12. The method according to claim 11, further including performing a materialization of the first plurality of RDF triples to add new rules to the first plurality of rules.
13. The method according to claim 11, further including using a user interface to provide (a) the plurality of rules that govern the travel schedule, or (b) the information about one or more users, or both (a) and (b).
14. The method according to claim 11, wherein plurality of rules that govern the travel schedule include one or more entry or exit requirements for one or more destinations.

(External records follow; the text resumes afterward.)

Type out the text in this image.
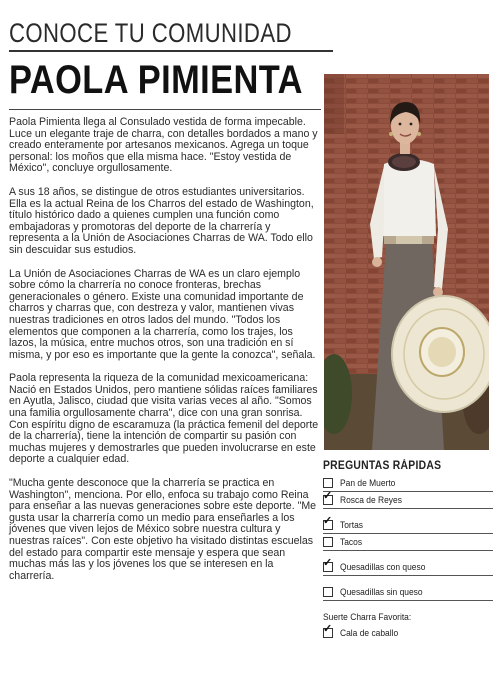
CONOCE TU COMUNIDAD
PAOLA PIMIENTA

Paola Pimienta llega al Consulado vestida de forma impecable. Luce un elegante traje de charra, con detalles bordados a mano y creado enteramente por artesanos mexicanos. Agrega un toque personal: los moños que ella misma hace. "Estoy vestida de México", concluye orgullosamente.

A sus 18 años, se distingue de otros estudiantes universitarios. Ella es la actual Reina de los Charros del estado de Washington, título histórico dado a quienes cumplen una función como embajadoras y promotoras del deporte de la charrería y representa a la Unión de Asociaciones Charras de WA. Todo ello sin descuidar sus estudios.

La Unión de Asociaciones Charras de WA es un claro ejemplo sobre cómo la charrería no conoce fronteras, brechas generacionales o género. Existe una comunidad importante de charros y charras que, con destreza y valor, mantienen vivas nuestras tradiciones en otros lados del mundo. "Todos los elementos que componen a la charrería, como los trajes, los lazos, la música, entre muchos otros, son una tradición en sí misma, y por eso es importante que la gente la conozca", señala.

Paola representa la riqueza de la comunidad mexicoamericana: Nació en Estados Unidos, pero mantiene sólidas raíces familiares en Ayutla, Jalisco, ciudad que visita varias veces al año. "Somos una familia orgullosamente charra", dice con una gran sonrisa. Con espíritu digno de escaramuza (la práctica femenil del deporte de la charrería), tiene la intención de compartir su pasión con muchas mujeres y demostrarles que pueden involucrarse en este deporte a cualquier edad.

"Mucha gente desconoce que la charrería se practica en Washington", menciona. Por ello, enfoca su trabajo como Reina para enseñar a las nuevas generaciones sobre este deporte. "Me gusta usar la charrería como un medio para enseñarles a los jóvenes que viven lejos de México sobre nuestra cultura y nuestras raíces". Con este objetivo ha visitado distintas escuelas del estado para compartir este mensaje y espera que sean muchas más las y los jóvenes los que se interesen en la charrería.

PREGUNTAS RÁPIDAS
Pan de Muerto
✓ Rosca de Reyes
✓ Tortas
Tacos
✓ Quesadillas con queso
Quesadillas sin queso
Suerte Charra Favorita:
✓ Cala de caballo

15. The method according to claim 11, wherein information about the one or more users includes one or more of a user's name, date of birth, passport details, one or more vaccinations, and one or more destinations.
16. The method according to claim 11, wherein the plurality of rules are encoded as the first plurality of resource description framework (RDF) triples based on a predefined ontology.
17. The method according to claim 16, wherein the predefined ontology defines relationships between a plurality of terms representing a travel scheduling domain.
18. The method according to claim 11,
wherein the generated travel schedule defines a journey having one or more journey legs, and
wherein the generated travel schedule includes personalized information for each user of the one or more users for each journey leg of the one or more journey legs.
19. The method according to claim 11,
wherein one or more rules of the plurality of rules are obtained from an external database, and
wherein the method further includes accessing the external database and update the one or more rules of the plurality of rules prior to generating the travel schedule.
20. The method according to claim 11, further including generating one or more prepopulated forms with relevant information from the generated travel schedule.